Recessive mutations in SCYL2 cause a novel syndromic form of arthrogryposis in humans
Arthrogryposis multiplex congenita (AMC) is an important birth defect with a significant genetic contribution. Many syndromic forms of AMC have been described, but remain unsolved at the molecular level. In this report, we describe a novel syndromic form of AMC in two multiplex consanguineous families from Saudi Arabia and Oman.
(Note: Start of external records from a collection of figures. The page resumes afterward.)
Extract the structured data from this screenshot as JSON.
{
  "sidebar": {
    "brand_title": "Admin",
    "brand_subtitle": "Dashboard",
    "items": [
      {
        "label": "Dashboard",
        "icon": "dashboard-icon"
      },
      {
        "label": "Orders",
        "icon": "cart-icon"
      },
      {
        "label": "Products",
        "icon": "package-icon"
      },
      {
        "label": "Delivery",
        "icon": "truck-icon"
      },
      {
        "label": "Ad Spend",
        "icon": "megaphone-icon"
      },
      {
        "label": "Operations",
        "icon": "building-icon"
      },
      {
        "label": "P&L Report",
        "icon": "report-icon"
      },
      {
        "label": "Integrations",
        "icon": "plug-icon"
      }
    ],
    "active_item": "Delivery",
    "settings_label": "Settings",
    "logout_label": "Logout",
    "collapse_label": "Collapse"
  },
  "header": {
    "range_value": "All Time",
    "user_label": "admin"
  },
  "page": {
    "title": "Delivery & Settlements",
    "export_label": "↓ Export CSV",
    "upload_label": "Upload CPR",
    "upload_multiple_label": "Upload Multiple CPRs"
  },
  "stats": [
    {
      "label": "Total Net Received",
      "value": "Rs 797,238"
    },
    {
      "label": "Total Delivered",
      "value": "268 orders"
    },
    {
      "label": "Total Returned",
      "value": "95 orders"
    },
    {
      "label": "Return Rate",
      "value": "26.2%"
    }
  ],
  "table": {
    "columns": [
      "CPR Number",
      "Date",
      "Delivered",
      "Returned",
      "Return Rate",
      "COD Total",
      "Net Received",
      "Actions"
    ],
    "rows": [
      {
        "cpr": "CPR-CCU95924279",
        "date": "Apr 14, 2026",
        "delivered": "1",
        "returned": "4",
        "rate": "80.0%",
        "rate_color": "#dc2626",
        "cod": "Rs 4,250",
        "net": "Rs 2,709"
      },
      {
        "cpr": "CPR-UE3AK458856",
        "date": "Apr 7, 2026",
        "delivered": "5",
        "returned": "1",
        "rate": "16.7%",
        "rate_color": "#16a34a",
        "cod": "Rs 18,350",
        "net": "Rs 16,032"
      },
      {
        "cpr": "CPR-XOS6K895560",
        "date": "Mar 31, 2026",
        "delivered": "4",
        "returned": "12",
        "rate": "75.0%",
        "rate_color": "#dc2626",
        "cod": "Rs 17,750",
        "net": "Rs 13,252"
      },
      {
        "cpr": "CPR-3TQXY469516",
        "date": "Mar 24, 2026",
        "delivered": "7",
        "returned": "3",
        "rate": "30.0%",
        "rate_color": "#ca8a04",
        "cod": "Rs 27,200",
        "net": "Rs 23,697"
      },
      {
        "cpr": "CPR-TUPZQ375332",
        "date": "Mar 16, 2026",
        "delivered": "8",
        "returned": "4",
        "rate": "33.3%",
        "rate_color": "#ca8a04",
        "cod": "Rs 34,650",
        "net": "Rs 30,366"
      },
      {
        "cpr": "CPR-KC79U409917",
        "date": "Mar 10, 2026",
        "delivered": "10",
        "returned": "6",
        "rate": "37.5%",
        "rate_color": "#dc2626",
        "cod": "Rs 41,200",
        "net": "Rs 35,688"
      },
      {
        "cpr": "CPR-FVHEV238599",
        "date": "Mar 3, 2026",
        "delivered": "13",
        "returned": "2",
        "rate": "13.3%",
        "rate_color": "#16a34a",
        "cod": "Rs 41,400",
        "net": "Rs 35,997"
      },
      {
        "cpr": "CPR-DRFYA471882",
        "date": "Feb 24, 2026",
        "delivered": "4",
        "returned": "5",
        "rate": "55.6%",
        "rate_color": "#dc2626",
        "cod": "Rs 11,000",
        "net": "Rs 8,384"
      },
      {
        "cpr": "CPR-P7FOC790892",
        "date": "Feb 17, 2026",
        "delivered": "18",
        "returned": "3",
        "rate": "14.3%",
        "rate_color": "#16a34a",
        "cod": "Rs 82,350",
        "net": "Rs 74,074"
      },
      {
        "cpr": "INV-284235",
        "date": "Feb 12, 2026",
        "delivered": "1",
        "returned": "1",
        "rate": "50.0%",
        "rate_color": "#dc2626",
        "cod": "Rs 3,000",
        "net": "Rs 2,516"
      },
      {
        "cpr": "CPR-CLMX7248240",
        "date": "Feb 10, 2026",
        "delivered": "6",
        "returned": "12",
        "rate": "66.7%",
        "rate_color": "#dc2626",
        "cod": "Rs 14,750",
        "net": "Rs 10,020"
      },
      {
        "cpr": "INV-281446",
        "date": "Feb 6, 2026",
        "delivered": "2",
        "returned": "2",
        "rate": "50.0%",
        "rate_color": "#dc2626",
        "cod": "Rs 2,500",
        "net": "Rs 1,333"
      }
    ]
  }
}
The phenotype is highly consistent, and comprises neurogenic arthrogryposis, microcephaly, brain malformation (absent corpus callosum), optic atrophy, limb fractures, profound global developmental delay, and early lethality. Whole-exome sequencing revealed a different homozygous truncating variant in SCYL2 in each of the two families. SCYL2 is a component of clathrin-coated vesicles, and deficiency of its mouse ortholog results in a severe neurological phenotype that largely recapitulates the phenotype observed in our patients. Our results suggest that severe neurogenic arthrogryposis with brain malformation is the human phenotypic consequence of SCYL2 loss of function mutations.